15. Pour interdire à M. A le retour sur le territoire français pendant une durée de cinq ans, le préfet de l’Yonne a estimé que, s’il n’a fait l’objet d’aucune précédente mesure d’éloignement, il ne justifie d’aucune circonstance humanitaire et son comportement représente une menace pour l’ordre public. Toutefois, il ressort des pièces du dossier que si M. A a été placé sous contrôle judiciaire le 26 janvier 2022 dans le cadre d’une procédure le mettant en cause pour des faits de viol et d’agression sexuelle sur sa concubine commis les 4 et 5 septembre 2019 à Cholet, et s’il a été entendu le 5 juin 2025 par les service de police de Paris pour défaut de justification de son adresse dans le fichier des auteurs d’infractions sexuelles depuis le 31 mars 2023, le juge d’instruction du tribunal judiciaire d’Angers a prononcé, par une ordonnance en date du 18 juin 2025, un non-lieu à poursuivre faute de charges suffisantes. La seule circonstance que le requérant ait, par ailleurs, fait l’objet d’un signalement au traitement des antécédents judiciaires, le 26 novembre 2020, pour conduite d’un véhicule sans permis et sans assurance, ne permet pas de regarder sa présence en France comme caractérisant une menace pour l’ordre public. Dans ces conditions, et alors que M. A justifie être le père de deux enfants mineurs, dont l’un est de nationalité française, le requérant est fondé à soutenir qu’en lui interdisant le retour sur le territoire français pendant une durée de cinq ans le préfet de l’Yonne a entaché sa décision d’une erreur d’appréciation.

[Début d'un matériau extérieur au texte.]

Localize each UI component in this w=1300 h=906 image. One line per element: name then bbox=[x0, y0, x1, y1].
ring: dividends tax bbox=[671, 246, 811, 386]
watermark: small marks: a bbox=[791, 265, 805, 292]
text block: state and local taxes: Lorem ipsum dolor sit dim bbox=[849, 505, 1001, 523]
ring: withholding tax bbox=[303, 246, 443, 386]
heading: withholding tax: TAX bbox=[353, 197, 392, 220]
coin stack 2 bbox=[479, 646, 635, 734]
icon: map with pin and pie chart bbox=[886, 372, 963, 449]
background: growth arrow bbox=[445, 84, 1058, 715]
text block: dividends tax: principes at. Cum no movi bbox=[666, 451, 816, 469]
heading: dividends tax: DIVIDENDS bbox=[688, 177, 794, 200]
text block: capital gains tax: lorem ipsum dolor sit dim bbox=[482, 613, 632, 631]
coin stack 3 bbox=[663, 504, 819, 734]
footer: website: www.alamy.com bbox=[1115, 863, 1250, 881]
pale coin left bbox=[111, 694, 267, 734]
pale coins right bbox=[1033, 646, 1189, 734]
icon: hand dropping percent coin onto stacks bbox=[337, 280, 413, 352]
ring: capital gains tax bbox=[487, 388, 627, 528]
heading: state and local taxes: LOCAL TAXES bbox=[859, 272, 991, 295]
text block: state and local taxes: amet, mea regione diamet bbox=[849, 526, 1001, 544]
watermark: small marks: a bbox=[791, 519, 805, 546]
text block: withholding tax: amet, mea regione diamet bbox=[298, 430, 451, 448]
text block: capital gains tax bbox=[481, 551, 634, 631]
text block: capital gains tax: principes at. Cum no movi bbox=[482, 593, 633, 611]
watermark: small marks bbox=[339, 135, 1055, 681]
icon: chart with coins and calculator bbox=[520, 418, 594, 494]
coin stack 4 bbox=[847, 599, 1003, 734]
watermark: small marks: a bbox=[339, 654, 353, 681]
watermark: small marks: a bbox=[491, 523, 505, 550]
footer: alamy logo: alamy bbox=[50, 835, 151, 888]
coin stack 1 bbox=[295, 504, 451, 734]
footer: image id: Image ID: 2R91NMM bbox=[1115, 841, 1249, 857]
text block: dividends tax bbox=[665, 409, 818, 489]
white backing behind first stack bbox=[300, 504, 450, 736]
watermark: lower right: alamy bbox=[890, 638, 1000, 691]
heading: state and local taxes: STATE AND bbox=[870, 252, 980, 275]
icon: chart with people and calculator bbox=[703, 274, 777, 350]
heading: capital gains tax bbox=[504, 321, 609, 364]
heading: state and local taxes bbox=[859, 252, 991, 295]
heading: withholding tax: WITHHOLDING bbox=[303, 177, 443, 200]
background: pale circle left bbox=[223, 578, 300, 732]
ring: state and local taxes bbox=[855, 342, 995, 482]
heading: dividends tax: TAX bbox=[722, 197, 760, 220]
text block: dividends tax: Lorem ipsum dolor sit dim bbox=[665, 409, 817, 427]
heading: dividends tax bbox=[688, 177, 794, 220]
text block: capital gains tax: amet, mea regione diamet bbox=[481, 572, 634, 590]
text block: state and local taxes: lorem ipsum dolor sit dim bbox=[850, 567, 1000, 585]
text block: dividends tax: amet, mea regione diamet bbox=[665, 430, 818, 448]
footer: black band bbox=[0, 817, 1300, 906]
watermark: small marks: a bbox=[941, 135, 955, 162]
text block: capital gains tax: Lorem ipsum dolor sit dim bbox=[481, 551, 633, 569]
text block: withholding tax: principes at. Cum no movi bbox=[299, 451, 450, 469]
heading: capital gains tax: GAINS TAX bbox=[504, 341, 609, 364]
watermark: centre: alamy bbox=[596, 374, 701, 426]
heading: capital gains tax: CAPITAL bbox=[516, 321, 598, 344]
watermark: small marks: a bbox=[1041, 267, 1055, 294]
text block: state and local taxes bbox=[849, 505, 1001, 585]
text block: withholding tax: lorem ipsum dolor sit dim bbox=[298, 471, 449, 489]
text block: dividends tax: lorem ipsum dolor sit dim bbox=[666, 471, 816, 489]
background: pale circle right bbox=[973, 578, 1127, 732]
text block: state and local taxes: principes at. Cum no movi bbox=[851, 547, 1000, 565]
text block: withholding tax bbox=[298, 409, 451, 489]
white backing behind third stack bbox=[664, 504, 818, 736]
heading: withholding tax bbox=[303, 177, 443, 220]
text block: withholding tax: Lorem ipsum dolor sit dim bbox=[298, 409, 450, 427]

16. Il résulte de ce qui précède, sans qu’il soit besoin d’examiner les autres moyens dirigés contre l’interdiction de retour, que M. A est seulement fondé à demander l’annulation de l’arrêté du 19 août 2025 en tant qu’il lui interdit le retour sur le territoire français pour une durée de cinq ans.
D E C I D E
Article 1er : L’arrêté du 19 août 2025 du préfet de l’Yonne est annulé en tant qu’il interdit à M. A le retour sur le territoire français pour une durée de cinq ans.
Article 2 : Le surplus des conclusions de la requête est rejeté.
Rendu public par mise à disposition au greffe le 28 août 2025.
La magistrate désignée,
F. Milin-RanceLa greffière,
M. F
La République mande et ordonne au préfet de l’Yonne, en ce qui le concerne, ou à tous commissaires de justice à ce requis, en ce qui concerne les voies de droit commun contre les parties privées, de pourvoir à l’exécution de la présente décision.